11 Mart 2013 Pazartesi

11 Ocak


Son bir sınavım kalmıştı. Son bir sınavım ve son sınıfın ilk dönemi bitecekti. Uzun süredir ilk defa "Gerçekten Haziran'da mezun olacağım galiba!" düşüncesi aklımın arka köşelerinde geziniyordu. ama emin olmak için henüz çok erkendi. Sınıfımdaki insanları pek sevmeyen ben doğal olarak çok arkadaş sahibi değildim. Buna rağmen garip bir şekilde bu son dönem hiç bilmediğim insanlar tanımış, onlarla bir şeyler paylaşmıştım. Mesela artık şu dersin notu yok mu ya diye sorduğumda mutlaka birinden çıkıyordu, insanlar benimle fotokopiye geliyordu, birileri bana kantinden kahve isteyip istemediğimi soruyor, okul çıkışı şuraya gitmeyi ya da bunu yapmayı teklif ediyordu. İşin garip kısmı o gün okul çıkışı bir şeyler yapılmasını teklif eden bendim, oysa hiç huyum değildir.

"Eren, sana sözüm var, sınav çıkışı bir yere kaybolma! Kahve içeceğiz, özledim vallahi..."
"Çok şükür.
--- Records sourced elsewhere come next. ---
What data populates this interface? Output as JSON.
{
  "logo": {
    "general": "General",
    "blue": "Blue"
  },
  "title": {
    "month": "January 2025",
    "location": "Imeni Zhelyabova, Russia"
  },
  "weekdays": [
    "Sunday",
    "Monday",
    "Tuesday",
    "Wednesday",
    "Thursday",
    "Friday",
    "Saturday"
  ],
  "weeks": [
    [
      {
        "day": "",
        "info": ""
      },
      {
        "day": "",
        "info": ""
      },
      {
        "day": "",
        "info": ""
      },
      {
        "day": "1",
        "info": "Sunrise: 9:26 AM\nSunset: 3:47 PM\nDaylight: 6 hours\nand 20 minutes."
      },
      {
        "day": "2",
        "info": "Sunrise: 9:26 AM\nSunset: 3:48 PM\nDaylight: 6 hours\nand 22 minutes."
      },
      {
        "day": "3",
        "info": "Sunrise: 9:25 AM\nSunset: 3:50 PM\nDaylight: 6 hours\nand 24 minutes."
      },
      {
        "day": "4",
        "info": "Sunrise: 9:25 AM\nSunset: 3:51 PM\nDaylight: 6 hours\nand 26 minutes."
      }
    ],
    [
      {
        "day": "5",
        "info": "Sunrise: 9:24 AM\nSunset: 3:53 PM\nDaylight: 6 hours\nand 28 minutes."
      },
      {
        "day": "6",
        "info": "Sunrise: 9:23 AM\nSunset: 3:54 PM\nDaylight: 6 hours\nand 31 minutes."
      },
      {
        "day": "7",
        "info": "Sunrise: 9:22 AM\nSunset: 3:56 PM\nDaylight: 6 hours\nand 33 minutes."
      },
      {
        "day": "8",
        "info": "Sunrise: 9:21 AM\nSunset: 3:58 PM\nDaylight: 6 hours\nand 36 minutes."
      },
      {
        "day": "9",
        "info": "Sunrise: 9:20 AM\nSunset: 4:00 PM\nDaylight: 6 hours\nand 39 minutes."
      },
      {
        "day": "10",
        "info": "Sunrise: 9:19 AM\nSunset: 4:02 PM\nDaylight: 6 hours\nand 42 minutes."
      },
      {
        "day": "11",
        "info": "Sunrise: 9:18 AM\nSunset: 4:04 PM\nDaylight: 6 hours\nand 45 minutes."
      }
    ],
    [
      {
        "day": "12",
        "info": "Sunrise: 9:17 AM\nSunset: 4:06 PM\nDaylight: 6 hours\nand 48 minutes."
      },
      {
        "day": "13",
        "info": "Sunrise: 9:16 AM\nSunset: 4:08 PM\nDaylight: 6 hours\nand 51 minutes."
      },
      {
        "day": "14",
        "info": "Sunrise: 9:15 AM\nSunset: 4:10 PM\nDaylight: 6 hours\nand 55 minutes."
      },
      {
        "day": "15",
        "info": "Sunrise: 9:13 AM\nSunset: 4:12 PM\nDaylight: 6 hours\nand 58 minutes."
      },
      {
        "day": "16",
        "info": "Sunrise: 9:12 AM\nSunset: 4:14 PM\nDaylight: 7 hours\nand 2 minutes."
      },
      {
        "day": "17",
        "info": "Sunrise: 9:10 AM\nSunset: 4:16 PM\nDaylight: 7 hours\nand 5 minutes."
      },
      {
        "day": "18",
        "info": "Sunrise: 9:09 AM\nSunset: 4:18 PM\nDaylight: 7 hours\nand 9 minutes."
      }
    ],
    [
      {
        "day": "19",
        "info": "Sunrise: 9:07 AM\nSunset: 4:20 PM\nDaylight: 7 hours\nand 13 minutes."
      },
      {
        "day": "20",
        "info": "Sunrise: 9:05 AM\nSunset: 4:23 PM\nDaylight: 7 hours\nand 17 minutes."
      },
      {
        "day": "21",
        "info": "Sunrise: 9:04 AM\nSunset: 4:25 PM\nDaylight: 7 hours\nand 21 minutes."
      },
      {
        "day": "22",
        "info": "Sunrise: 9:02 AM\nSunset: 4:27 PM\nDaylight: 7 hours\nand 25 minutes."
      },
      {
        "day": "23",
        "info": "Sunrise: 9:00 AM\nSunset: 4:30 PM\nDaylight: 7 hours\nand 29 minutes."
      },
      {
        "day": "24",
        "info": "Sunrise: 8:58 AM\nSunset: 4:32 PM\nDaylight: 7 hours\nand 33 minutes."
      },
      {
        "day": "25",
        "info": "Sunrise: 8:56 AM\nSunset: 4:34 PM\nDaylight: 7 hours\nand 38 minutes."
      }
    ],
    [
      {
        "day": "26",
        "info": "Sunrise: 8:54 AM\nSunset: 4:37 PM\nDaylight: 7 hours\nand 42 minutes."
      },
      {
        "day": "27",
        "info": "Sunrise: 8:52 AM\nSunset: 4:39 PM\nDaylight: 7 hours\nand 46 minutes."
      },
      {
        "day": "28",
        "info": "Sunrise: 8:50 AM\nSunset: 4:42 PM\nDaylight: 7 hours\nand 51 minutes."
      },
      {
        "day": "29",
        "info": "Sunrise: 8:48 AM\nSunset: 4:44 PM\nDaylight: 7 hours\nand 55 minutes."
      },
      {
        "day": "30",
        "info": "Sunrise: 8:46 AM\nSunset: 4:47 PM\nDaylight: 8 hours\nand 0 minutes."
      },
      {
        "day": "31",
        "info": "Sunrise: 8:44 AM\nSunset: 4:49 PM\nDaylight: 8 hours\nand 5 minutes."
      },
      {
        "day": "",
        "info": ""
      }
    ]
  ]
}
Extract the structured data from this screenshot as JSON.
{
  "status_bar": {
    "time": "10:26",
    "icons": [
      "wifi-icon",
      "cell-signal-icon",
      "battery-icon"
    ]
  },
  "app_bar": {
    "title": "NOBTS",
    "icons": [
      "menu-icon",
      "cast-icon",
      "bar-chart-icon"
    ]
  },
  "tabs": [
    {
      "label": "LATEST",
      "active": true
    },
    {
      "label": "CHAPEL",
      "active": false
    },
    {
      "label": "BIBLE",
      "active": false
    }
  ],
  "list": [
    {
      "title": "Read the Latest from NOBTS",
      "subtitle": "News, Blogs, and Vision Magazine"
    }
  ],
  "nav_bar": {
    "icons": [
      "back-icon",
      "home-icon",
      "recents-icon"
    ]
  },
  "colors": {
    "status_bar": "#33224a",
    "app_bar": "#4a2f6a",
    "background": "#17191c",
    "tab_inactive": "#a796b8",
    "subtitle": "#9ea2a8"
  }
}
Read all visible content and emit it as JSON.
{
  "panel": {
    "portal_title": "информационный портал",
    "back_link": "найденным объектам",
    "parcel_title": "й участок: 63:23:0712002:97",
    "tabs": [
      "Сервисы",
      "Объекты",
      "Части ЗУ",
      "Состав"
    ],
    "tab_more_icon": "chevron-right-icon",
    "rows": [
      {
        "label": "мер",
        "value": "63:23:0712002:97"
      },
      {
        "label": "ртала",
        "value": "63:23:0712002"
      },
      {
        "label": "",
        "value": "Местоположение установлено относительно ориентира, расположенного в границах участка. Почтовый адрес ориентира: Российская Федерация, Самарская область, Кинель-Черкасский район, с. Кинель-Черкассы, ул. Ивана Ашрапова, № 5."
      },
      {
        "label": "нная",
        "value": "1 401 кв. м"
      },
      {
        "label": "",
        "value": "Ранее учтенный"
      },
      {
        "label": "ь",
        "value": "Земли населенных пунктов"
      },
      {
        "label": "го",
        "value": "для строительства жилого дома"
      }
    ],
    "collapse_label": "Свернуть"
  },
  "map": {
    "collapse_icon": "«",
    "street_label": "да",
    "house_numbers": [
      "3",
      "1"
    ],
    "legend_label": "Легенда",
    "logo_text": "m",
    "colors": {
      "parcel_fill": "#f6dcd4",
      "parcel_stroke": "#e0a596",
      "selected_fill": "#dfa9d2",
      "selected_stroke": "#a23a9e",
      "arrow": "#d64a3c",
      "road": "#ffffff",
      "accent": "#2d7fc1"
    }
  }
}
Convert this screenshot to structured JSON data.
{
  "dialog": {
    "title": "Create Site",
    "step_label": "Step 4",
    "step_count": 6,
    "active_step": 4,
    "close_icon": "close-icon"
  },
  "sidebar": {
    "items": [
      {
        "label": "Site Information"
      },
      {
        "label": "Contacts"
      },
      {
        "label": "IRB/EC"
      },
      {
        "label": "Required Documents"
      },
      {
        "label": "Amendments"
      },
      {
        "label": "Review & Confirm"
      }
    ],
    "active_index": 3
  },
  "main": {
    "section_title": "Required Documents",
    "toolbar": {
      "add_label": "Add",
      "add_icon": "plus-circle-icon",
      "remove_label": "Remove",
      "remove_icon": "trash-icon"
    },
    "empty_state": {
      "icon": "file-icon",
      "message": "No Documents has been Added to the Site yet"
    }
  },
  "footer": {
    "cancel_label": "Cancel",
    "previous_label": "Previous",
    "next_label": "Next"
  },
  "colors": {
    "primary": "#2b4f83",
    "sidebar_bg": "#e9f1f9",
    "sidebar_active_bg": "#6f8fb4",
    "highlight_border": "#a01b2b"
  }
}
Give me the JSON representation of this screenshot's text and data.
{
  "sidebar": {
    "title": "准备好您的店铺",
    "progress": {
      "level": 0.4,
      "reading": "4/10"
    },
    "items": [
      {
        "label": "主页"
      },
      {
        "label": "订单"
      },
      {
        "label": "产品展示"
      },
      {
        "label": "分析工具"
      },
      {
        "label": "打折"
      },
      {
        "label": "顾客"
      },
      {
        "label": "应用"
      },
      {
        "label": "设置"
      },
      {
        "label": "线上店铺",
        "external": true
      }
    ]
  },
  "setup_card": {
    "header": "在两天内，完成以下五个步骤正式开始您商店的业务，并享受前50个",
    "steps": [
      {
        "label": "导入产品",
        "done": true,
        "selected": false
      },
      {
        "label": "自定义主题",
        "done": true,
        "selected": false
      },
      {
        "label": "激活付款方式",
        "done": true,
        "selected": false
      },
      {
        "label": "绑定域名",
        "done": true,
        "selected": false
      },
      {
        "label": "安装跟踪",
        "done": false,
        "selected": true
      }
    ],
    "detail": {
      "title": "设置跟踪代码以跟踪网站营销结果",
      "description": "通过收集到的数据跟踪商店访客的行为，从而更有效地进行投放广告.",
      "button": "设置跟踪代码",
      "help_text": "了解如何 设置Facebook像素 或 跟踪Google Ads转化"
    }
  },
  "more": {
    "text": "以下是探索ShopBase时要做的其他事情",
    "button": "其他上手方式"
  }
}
Sınav çıkışı fotokopide buluşalım, not çektirmem lazım. Sonra içeriz."


Sedefe seslendim, "Sınav çıkışı Avrasya notu bulsak da sonra kahve içsek, Eren de geliyor." “Tamam,” dedi “bende Avrasya notu var, çıkışta buluşuruz.” Artık dördüncü sınıfız diye hocalar bize kıyak geçtiğinden midir, biz kaşarlanıp sınav konusunda ciddi tecrübelere sahip olduğumuzdan mıdır emin değilim ama çok çalışmamış olmama rağmen o gün girdiğim sınav gayet de güzel geçmişti. Son finalim ise iki gün sonraydı, dönemin bitmesine çok az kalmıştı. Eren’in benden önce sınıftan çıktığını görmüştüm. Ben kapıdan çıkarken ise Sedef çantasını toplamaya başlamıştı. Kapıda onu bekledim, “Eren fotokopide” dedim, “onu da alıp gidelim.” Biz gidene kadar Eren çoktan işini halletmişti onun elindeki farklı notları da aldık, fotokopiye girdik. Eren ise dışarıda sigara içmeye çıktı.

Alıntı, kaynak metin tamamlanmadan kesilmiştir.